Mercado de imóveis aquecido aumenta arrecadação em 40%

1 JUL 2010Por 07h:50
Carlos Henrique Braga

Termômetro do comércio de imóveis, o pagamento de impostos sobre operações de venda em Campo Grande deu um pulo no primeiro quadrimestre de 2010, refletindo o aquecimento do setor dos últimos anos. O valor financiado pela Caixa, outro indicador da forte demanda por imóveis, dobrou entre 2008 (R$ 297,6 milhões) e 2009 (R$ 592,2 milhões) no Estado.

Na comparação com os primeiros quatro meses de 2009 e 2010, a prefeitura arrecadou 40% a mais em Imposto sobre Trasmissão de Bens Imóveis (ITBI), totalizando R$ 6,7 milhões frente R$ 4,8 milhões registrados no mesmo período do ano anterior, morno para o setor.
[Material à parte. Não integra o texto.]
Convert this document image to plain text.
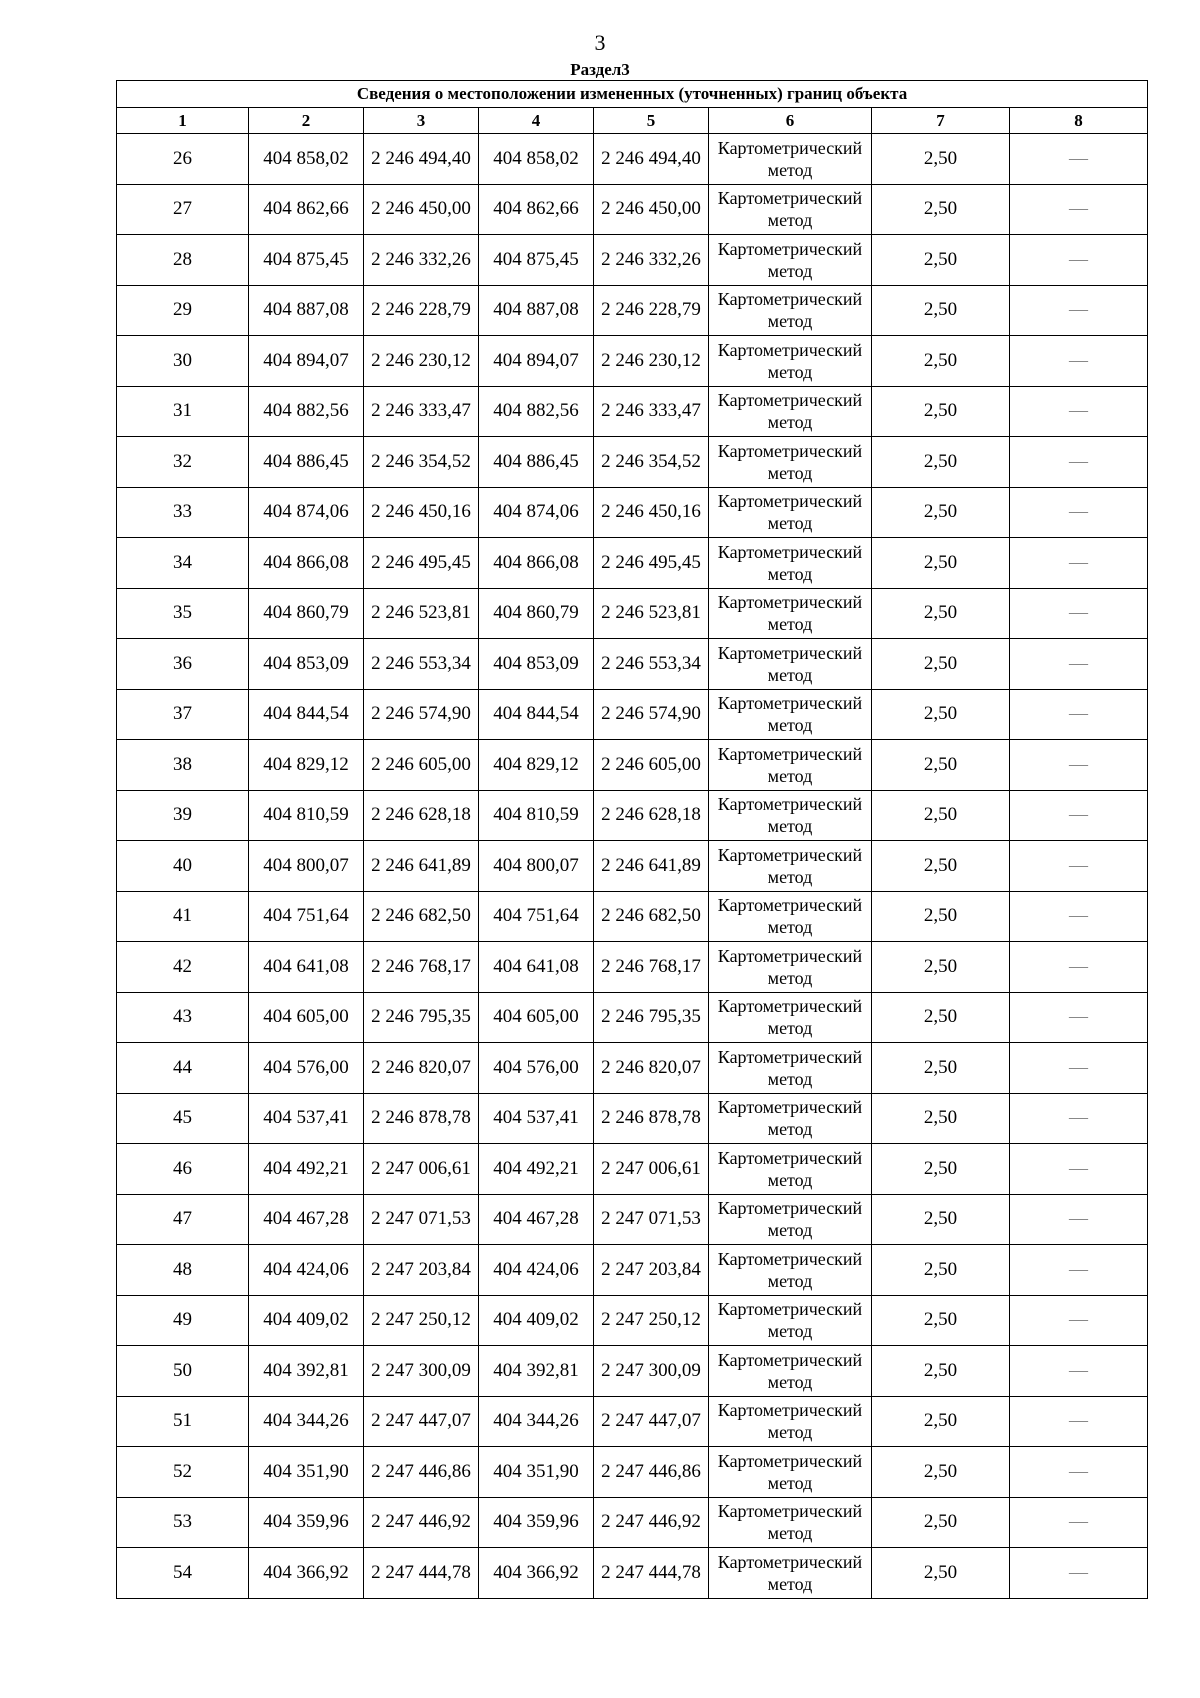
3
Раздел3
Сведения о местоположении измененных (уточненных) границ объекта							
1	2	3	4	5	6	7	8
26	404 858,02	2 246 494,40	404 858,02	2 246 494,40	Картометрический метод	2,50	—
27	404 862,66	2 246 450,00	404 862,66	2 246 450,00	Картометрический метод	2,50	—
28	404 875,45	2 246 332,26	404 875,45	2 246 332,26	Картометрический метод	2,50	—
29	404 887,08	2 246 228,79	404 887,08	2 246 228,79	Картометрический метод	2,50	—
30	404 894,07	2 246 230,12	404 894,07	2 246 230,12	Картометрический метод	2,50	—
31	404 882,56	2 246 333,47	404 882,56	2 246 333,47	Картометрический метод	2,50	—
32	404 886,45	2 246 354,52	404 886,45	2 246 354,52	Картометрический метод	2,50	—
33	404 874,06	2 246 450,16	404 874,06	2 246 450,16	Картометрический метод	2,50	—
34	404 866,08	2 246 495,45	404 866,08	2 246 495,45	Картометрический метод	2,50	—
35	404 860,79	2 246 523,81	404 860,79	2 246 523,81	Картометрический метод	2,50	—
36	404 853,09	2 246 553,34	404 853,09	2 246 553,34	Картометрический метод	2,50	—
37	404 844,54	2 246 574,90	404 844,54	2 246 574,90	Картометрический метод	2,50	—
38	404 829,12	2 246 605,00	404 829,12	2 246 605,00	Картометрический метод	2,50	—
39	404 810,59	2 246 628,18	404 810,59	2 246 628,18	Картометрический метод	2,50	—
40	404 800,07	2 246 641,89	404 800,07	2 246 641,89	Картометрический метод	2,50	—
41	404 751,64	2 246 682,50	404 751,64	2 246 682,50	Картометрический метод	2,50	—
42	404 641,08	2 246 768,17	404 641,08	2 246 768,17	Картометрический метод	2,50	—
43	404 605,00	2 246 795,35	404 605,00	2 246 795,35	Картометрический метод	2,50	—
44	404 576,00	2 246 820,07	404 576,00	2 246 820,07	Картометрический метод	2,50	—
45	404 537,41	2 246 878,78	404 537,41	2 246 878,78	Картометрический метод	2,50	—
46	404 492,21	2 247 006,61	404 492,21	2 247 006,61	Картометрический метод	2,50	—
47	404 467,28	2 247 071,53	404 467,28	2 247 071,53	Картометрический метод	2,50	—
48	404 424,06	2 247 203,84	404 424,06	2 247 203,84	Картометрический метод	2,50	—
49	404 409,02	2 247 250,12	404 409,02	2 247 250,12	Картометрический метод	2,50	—
50	404 392,81	2 247 300,09	404 392,81	2 247 300,09	Картометрический метод	2,50	—
51	404 344,26	2 247 447,07	404 344,26	2 247 447,07	Картометрический метод	2,50	—
52	404 351,90	2 247 446,86	404 351,90	2 247 446,86	Картометрический метод	2,50	—
53	404 359,96	2 247 446,92	404 359,96	2 247 446,92	Картометрический метод	2,50	—
54	404 366,92	2 247 444,78	404 366,92	2 247 444,78	Картометрический метод	2,50	—
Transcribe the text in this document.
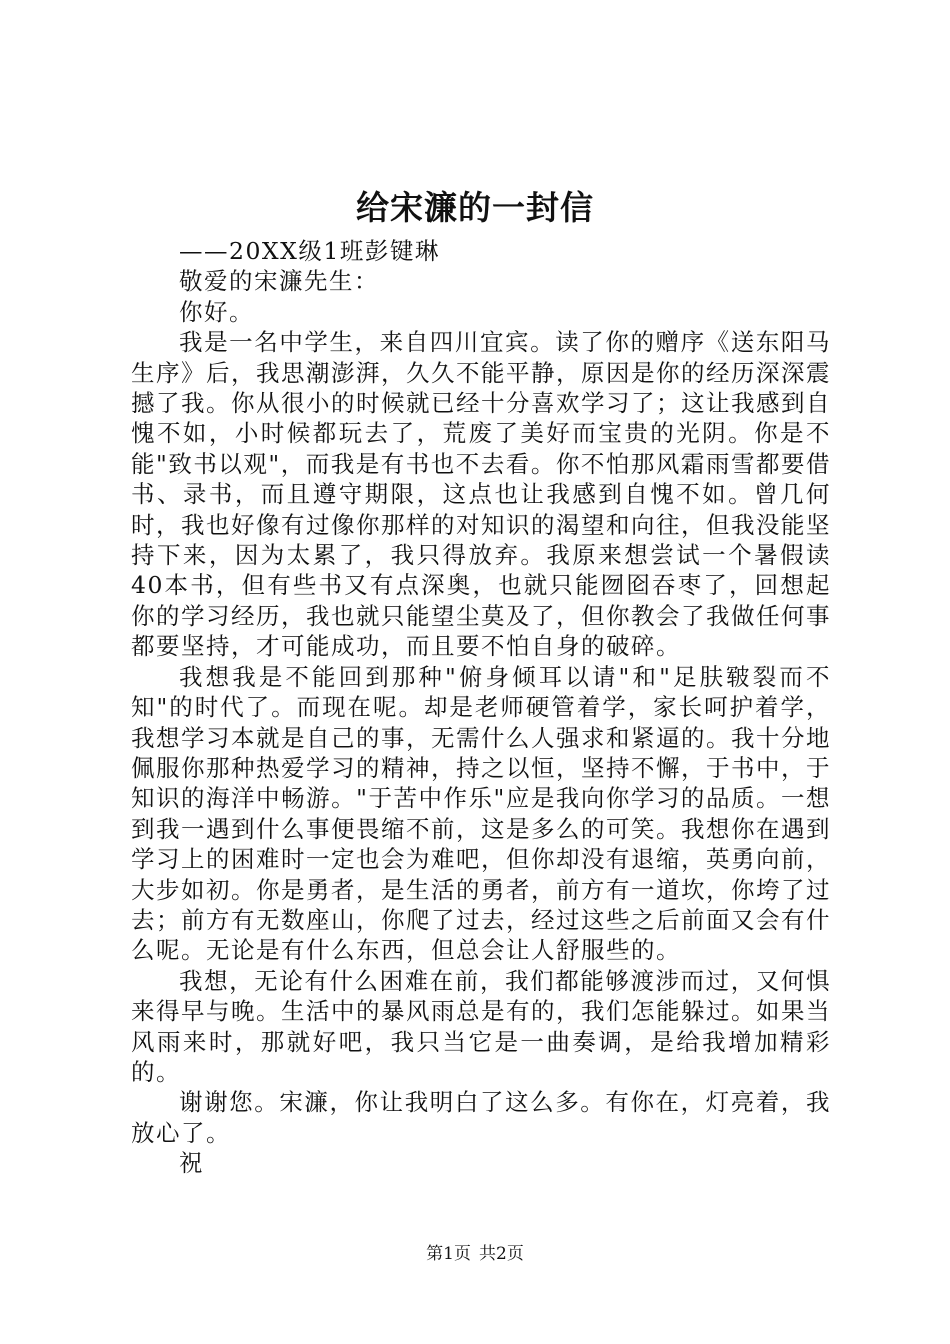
给宋濂的一封信

——20XX级1班彭键琳

敬爱的宋濂先生：

你好。

我是一名中学生，来自四川宜宾。读了你的赠序《送东阳马生序》后，我思潮澎湃，久久不能平静，原因是你的经历深深震撼了我。你从很小的时候就已经十分喜欢学习了；这让我感到自愧不如，小时候都玩去了，荒废了美好而宝贵的光阴。你是不能"致书以观"，而我是有书也不去看。你不怕那风霜雨雪都要借书、录书，而且遵守期限，这点也让我感到自愧不如。曾几何时，我也好像有过像你那样的对知识的渴望和向往，但我没能坚持下来，因为太累了，我只得放弃。我原来想尝试一个暑假读40本书，但有些书又有点深奥，也就只能囫囵吞枣了，回想起你的学习经历，我也就只能望尘莫及了，但你教会了我做任何事都要坚持，才可能成功，而且要不怕自身的破碎。

我想我是不能回到那种"俯身倾耳以请"和"足肤皲裂而不知"的时代了。而现在呢。却是老师硬管着学，家长呵护着学，我想学习本就是自己的事，无需什么人强求和紧逼的。我十分地佩服你那种热爱学习的精神，持之以恒，坚持不懈，于书中，于知识的海洋中畅游。"于苦中作乐"应是我向你学习的品质。一想到我一遇到什么事便畏缩不前，这是多么的可笑。我想你在遇到学习上的困难时一定也会为难吧，但你却没有退缩，英勇向前，大步如初。你是勇者，是生活的勇者，前方有一道坎，你垮了过去；前方有无数座山，你爬了过去，经过这些之后前面又会有什么呢。无论是有什么东西，但总会让人舒服些的。

我想，无论有什么困难在前，我们都能够渡涉而过，又何惧来得早与晚。生活中的暴风雨总是有的，我们怎能躲过。如果当风雨来时，那就好吧，我只当它是一曲奏调，是给我增加精彩的。

谢谢您。宋濂，你让我明白了这么多。有你在，灯亮着，我放心了。

祝

第1页 共2页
É o melhor quadrimestre dos últimos cinco anos.

Para o especialista paranaense em avaliação imobilária, José Plínio Silva Filho, que veio à Capital para palestra no Conselho Regional de Corretores de Imóveis (Creci/MS), no último dia 29, o crescimento é explicado pelo mercado aquecido local. “Em Campo Grande vende-se duas vezes mais imóveis do que no resto do País”, disse o especialista, que credita o bom momento ao desenvolvimento regional e à boa localização da cidade, próxima a grandes centros urbanos.

O presidente do Sindicato das Empresas Imobilárias do Estado (Secovi/MS), Marcos Augusto Netto, confirma o índice de arrecadação como “melhor forma de controlar” a movimentação do setor, mas faz duas ressalvas: “esse montante não leva em conta as isenções tributárias e os lançamentos, que só irão refletir nos índices daqui a dois anos, quando os compradores pegarem suas chaves e pagarem o imposto”. Por isso, o índice de 2010 leva em conta arrecadação de lançamentos imobiliários mais antigos.

Segundo levantamento da Secretaria de Receita de Campo Grande, a emissão de guias para pagamento de ITBI cresceu 6,56% entre 2005 e 2009. A alíquota de 2% sobre o valor total do imóvel é paga pelo comprador antes de escriturá-lo.